Na clínica do Édipo feminino, Freud (1925/1996, p.280) constata que, quando a menina nota o pênis de um menino, "visível e de grandes proporções", imediatamente o compara com seu próprio pequeno órgão, o clitóris, e, desde então, imaginariamente, cai vítima da inveja do pênis, reconhecendo-se inferior, faltosa, menos. A primeira consequência dessa ferida narcísica é o sentimento de inferioridade. A clínica do feminino em Freud se constrói a partir desse menos imaginário e, não raramente, nos consultórios, escutamos, constantemente, as queixas, muitas vezes de aspecto irrelevante, da inferioridade sentida por cada mulher. Ela quase sempre está gorda, ou magérrima, tem as pernas tortas, ou o cabelo anelado, espinhas nas costas, não é inteligente o suficiente para conversar com um homem etc. Impedimentos que tomam grandes proporções na vida de cada uma delas.

Encontramos ainda, na clínica do feminino, o segundo efeito da inveja do pênis, destacado por Freud: o ciúme2. Na FIG. 2, destacamos o valor diferencial do ciúmes para homens e mulheres.

Naturalmente, o ciúme não se limita a um único sexo e tem um fundamento mais amplo, porém sou de opinião que ele desempenha um papel muito maior na vida mental das mulheres que na dos homens e isso se deve ao fato de ser enormemente reforçado por parte da inveja do pênis deslocada (Freud, 1925/1996, p. 282).

 

Figura 2: Ciúmes feminino e masculino.
(www.humorfacil.com)

 

O ciúme feminino ganhará ainda novos contornos na teoria lacaniana. Por certo, ele também estará ligado ao papel que tem a Outra mulher para as mulheres. Por não ter um significante que a designe enquanto mulher, no inconsciente, o sujeito feminino vai buscar, na Outra, alguma consistência para seu próprio ser. Motivo de ciúme ou de inveja, a Outra aparece, na clínica, acompanhada também do excesso característico do transbordamento do gozo feminino que ali se revela.

A teoria do gozo feminino foi elaborada nos anos 1970, por Lacan. Nessas elaborações ele fala em estruturas da sexuação que foram feitas, segundo Miller (2003), para articular o gozo próprio de cada sexo, ao "indicar a forma diferente que o gozo recebe ao ser alojado em uma ou outra dessas estruturas" (p. 26). Do lado masculino, encontramos o gozo circunscrito pelo falo, o que o torna finito e localizável. Do lado feminino, ainda que seu gozo também se articule ao falo, uma parte dele é suplementar, caracterizando o gozo feminino como não localizável e, nesse sentido, infinito.

A tábua da sexuação foi o artifício lacaniano para escrever a relação de cada sexo com seu gozo.

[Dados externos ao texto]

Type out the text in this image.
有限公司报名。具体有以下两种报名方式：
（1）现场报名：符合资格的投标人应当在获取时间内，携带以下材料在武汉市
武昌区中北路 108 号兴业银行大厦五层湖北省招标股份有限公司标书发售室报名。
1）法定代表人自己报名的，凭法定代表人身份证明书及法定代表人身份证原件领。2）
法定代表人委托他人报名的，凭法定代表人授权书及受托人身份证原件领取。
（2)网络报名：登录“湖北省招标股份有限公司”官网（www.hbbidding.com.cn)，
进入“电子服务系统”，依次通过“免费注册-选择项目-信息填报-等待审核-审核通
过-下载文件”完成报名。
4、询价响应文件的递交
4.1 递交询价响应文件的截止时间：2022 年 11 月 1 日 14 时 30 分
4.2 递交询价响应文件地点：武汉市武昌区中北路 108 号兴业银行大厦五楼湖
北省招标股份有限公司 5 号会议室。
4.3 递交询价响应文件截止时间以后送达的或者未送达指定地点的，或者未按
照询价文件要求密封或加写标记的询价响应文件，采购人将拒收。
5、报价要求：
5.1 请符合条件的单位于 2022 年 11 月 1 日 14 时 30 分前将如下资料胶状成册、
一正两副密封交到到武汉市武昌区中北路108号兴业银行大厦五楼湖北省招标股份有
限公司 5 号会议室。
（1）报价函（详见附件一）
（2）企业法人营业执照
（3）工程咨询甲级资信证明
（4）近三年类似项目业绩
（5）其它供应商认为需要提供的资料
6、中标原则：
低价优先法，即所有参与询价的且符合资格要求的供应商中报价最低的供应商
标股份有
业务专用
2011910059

No Seminário XX, Mais, ainda, (1972[73]/1985), Lacan propõe um quadro de dois lados. Nele, "quem quer que seja falante se inscreve de um lado ou de outro" (Lacan, 1972[73]/1985, p. 107). É também nesse seminário que ele trabalha o axioma "a relação sexual não existe" (Lacan, 1972[73]/1985, pp. 81-92), demarcando que não há proporção entre os sexos - já que a cada sexo compete uma forma de gozar. Não havendo relação sexual, goza-se do que se pode. É o que homens e mulheres vão inventar em suas parcerias.

Na tábua da sexuação lacaniana, à esquerda, está o lado macho, demarcando que é pela função fálica que todo homem se inscreve, mas, uma vez que "não há universal que não deva ser contido por uma existência que o negue" (Lacan, 1972[73]/1985, p. 450), tal função encontrará seu limite na existência de um "x" que não é castrado. Exceção que remete ao pai da horda primitiva freudiana, em Totem e tabu.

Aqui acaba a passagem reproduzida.